O Difal, ou diferencial de alíquota, foi criado com o objetivo de equilibrar um cenário desleal de arrecadação do ICMS. O que acontecia era que alguns estados eram beneficiados com maiores arrecadações do que outros estados, como por exemplo, São Paulo e Rio de Janeiro que concentrava grande parte dessa arrecadação.

Com o Difal, as arrecadações do diferencial do ICMS entre estado de origem e estado de destino passam a ser destinado ao estado de destino.

Com o Difal, outra modalidade também passou a ser agregado ao ICMS: O Fundo de Combate à pobreza (FCP). É uma alíquota que incide em determinados produtos e em alguns estados, por isso, é importante saber se o produto naquele estado sofre incidência do FCP.

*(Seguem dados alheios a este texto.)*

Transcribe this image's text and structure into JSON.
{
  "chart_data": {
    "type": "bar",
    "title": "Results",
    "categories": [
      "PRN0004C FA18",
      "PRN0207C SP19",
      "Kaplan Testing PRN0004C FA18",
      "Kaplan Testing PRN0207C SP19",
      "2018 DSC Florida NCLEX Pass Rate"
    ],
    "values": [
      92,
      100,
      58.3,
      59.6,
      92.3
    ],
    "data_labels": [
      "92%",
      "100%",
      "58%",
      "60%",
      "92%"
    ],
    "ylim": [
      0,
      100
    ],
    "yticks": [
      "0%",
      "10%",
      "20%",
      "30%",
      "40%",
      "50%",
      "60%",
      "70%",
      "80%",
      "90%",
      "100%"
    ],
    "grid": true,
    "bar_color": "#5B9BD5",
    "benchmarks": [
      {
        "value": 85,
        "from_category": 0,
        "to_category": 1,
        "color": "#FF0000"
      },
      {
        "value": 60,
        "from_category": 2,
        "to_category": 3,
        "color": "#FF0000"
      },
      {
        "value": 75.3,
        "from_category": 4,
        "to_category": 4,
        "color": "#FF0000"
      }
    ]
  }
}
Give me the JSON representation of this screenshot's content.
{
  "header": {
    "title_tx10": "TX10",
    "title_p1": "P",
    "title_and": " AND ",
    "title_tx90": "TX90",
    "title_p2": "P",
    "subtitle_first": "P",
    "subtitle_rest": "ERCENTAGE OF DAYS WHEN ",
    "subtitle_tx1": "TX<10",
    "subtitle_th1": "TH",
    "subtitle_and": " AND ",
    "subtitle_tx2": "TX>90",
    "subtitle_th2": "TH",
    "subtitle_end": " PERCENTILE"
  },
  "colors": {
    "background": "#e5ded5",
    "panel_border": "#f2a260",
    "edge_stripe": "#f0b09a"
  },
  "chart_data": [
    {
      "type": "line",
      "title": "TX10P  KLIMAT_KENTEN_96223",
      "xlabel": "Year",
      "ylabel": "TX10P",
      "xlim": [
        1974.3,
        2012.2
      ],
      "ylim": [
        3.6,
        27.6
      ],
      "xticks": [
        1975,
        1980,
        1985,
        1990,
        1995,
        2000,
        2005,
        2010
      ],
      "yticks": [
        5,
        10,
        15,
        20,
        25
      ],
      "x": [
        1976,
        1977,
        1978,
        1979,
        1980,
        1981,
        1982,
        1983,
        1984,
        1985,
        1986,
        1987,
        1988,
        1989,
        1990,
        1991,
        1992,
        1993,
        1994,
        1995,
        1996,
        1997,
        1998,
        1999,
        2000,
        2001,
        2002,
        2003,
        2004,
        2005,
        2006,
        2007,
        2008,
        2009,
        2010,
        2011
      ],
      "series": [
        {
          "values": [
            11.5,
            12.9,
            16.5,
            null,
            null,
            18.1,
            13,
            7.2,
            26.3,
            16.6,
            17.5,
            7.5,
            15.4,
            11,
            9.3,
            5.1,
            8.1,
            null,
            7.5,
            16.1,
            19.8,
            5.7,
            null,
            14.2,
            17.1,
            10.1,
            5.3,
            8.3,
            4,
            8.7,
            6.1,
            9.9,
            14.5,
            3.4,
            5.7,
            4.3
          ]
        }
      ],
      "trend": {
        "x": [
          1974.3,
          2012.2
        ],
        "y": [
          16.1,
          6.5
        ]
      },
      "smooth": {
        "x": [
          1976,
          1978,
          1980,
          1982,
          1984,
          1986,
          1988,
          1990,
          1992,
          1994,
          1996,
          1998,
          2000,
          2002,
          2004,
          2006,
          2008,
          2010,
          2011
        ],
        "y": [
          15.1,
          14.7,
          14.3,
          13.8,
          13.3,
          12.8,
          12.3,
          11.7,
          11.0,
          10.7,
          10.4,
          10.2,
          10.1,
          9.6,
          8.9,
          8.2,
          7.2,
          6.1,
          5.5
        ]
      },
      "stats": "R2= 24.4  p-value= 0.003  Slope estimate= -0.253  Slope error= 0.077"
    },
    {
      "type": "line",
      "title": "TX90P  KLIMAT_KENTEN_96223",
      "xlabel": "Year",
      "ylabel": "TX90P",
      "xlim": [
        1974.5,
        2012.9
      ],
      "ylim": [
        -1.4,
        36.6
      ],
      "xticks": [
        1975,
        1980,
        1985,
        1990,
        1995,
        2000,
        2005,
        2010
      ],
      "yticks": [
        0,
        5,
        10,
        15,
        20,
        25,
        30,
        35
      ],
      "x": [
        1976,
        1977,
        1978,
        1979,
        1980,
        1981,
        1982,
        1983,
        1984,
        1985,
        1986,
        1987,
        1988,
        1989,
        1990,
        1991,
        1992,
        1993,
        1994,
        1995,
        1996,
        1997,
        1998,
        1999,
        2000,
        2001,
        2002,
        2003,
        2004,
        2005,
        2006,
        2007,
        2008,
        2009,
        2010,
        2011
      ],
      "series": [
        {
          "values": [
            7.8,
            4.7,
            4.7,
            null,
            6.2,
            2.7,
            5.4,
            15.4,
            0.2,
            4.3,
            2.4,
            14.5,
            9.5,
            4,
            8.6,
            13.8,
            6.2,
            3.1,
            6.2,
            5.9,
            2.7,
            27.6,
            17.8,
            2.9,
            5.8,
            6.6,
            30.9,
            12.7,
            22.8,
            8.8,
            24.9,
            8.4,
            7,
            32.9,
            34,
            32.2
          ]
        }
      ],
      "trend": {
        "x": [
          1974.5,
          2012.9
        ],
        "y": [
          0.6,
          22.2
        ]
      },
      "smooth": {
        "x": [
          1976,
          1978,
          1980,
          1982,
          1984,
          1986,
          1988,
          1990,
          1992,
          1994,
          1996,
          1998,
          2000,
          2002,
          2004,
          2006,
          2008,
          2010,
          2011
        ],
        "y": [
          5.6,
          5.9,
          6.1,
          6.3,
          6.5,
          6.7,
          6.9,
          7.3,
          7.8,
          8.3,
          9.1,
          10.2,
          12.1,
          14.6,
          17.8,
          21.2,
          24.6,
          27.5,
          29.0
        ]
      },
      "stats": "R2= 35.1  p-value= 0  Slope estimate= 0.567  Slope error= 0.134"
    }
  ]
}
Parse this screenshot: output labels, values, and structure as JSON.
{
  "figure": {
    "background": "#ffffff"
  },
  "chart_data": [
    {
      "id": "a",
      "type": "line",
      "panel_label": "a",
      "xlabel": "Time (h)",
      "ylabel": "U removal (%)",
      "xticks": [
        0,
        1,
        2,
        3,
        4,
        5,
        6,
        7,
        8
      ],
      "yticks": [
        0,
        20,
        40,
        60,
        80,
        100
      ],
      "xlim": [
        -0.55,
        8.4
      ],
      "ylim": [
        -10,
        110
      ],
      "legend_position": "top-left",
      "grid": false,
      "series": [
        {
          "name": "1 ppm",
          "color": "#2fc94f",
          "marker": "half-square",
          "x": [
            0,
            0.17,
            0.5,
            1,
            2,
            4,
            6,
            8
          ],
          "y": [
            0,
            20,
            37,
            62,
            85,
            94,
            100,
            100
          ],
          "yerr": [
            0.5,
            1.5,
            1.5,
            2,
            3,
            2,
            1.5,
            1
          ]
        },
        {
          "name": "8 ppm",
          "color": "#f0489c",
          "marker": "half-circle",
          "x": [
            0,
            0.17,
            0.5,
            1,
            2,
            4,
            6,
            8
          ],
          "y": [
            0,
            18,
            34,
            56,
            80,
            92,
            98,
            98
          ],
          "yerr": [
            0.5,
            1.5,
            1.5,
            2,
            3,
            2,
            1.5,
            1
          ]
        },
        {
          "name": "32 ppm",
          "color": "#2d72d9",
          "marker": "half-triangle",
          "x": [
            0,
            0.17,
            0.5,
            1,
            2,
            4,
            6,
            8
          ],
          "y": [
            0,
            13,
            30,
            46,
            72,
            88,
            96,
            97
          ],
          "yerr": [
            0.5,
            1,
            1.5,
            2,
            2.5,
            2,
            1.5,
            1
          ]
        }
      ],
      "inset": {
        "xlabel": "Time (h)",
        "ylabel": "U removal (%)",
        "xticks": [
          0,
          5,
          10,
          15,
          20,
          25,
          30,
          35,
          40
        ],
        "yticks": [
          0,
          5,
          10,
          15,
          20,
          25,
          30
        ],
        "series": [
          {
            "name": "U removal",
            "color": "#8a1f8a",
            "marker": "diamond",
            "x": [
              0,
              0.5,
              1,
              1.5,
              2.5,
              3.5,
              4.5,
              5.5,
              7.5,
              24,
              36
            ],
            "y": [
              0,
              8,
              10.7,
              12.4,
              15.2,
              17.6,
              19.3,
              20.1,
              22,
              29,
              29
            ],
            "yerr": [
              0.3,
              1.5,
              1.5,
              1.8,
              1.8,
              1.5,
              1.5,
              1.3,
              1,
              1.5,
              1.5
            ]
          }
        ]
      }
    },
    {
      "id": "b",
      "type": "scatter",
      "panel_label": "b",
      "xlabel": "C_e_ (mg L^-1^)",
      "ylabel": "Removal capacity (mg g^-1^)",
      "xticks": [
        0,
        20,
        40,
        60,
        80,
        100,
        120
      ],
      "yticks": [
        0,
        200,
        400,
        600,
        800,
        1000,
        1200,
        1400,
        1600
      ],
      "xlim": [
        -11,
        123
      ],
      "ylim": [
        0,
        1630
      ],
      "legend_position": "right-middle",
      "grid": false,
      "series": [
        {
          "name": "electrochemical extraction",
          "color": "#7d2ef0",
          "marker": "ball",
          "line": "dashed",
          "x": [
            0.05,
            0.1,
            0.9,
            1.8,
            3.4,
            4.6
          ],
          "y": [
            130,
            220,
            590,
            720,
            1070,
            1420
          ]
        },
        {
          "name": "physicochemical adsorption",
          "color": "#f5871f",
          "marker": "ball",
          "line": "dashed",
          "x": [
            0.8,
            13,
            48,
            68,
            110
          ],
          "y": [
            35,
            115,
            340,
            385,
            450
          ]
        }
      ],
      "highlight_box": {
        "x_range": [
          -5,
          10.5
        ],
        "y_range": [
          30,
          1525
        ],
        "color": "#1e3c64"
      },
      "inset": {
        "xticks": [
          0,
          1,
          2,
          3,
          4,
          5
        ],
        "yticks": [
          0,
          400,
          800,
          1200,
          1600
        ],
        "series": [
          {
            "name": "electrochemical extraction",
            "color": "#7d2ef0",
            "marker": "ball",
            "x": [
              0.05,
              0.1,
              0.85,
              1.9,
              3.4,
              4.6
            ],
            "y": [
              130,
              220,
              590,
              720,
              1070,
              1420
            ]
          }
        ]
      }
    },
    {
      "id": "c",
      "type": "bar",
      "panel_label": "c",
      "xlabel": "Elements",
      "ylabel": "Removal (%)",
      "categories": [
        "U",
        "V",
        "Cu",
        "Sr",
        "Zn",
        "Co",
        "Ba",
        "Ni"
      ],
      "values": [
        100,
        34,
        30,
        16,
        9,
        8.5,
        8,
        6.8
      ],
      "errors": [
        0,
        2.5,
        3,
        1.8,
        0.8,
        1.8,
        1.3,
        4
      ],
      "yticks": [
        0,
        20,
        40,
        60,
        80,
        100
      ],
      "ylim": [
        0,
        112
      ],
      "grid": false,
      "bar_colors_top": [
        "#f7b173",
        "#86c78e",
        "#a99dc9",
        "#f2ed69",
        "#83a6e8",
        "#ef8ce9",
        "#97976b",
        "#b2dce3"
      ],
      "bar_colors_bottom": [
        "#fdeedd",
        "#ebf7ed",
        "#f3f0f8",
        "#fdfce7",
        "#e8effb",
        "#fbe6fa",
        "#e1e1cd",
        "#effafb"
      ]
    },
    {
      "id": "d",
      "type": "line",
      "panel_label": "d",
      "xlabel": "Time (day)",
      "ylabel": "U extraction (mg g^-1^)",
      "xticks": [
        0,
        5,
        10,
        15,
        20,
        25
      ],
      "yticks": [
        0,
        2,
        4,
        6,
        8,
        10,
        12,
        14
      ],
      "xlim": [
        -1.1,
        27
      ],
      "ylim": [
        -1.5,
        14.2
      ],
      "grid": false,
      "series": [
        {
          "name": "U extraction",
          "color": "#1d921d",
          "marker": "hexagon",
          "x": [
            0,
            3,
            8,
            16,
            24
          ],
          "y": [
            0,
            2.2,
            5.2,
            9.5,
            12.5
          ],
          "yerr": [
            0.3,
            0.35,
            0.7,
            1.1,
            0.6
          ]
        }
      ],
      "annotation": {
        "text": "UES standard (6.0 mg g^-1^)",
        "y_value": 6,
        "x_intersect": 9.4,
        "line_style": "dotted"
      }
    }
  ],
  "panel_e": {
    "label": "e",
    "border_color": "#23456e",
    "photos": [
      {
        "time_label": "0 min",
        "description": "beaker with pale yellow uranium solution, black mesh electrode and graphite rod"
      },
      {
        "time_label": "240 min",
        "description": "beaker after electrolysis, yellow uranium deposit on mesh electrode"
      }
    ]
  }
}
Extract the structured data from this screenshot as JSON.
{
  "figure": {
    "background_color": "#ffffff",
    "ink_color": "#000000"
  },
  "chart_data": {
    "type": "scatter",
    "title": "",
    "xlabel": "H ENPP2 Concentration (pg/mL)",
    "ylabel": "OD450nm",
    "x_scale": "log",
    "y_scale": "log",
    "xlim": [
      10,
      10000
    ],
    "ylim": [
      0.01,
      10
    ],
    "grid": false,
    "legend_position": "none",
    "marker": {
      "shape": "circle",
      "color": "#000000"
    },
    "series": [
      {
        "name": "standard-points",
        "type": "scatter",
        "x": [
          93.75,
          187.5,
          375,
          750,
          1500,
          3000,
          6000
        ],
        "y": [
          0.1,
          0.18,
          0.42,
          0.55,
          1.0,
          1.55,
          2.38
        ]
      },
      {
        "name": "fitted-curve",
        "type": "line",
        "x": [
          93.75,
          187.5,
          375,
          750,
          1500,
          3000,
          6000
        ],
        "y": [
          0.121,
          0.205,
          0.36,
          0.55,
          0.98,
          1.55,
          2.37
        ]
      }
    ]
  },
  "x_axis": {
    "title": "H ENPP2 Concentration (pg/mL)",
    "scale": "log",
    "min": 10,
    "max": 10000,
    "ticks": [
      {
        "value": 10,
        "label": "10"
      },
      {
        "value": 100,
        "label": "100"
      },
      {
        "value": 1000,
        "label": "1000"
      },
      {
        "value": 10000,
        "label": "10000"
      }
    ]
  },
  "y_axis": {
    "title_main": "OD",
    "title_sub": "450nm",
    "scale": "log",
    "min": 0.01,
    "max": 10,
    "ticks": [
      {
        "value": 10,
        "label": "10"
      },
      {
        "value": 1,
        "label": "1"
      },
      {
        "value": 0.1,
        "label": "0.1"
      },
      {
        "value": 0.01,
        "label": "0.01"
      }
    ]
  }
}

Leia também: Difal: o que é, como funciona e quem deve pagar

  • Como saber qual a alíquota do ICMS do seu estado para o estado do seu cliente?

Para consultar a alíquota é preciso acessar a tabela de alíquotas interestaduais, que são regulamentadas pelo governo federal, cada estado possui suas próprias alíquotas. 

  • Como consultar qual é a alíquota de determinado produto dentro do estado do meu cliente?

Para consultar a alíquota de determinado produto é preciso consultar o regulamento do ICMS do estado do comprador e, se for preciso, é sempre bom buscar a ajuda de um contador.

  • Como saber se o devo pagar o Fundo de combate à pobreza?

Para consultar se determinado produto sofre incidência do FCP é preciso acessar o regulamento do ICMS do estado do comprador.

  • Onde posso encontrar o regulamento do ICMS dos estados?

Para consultar o regulamento do ICMS de cada estado é preciso acessar o site da Confaz.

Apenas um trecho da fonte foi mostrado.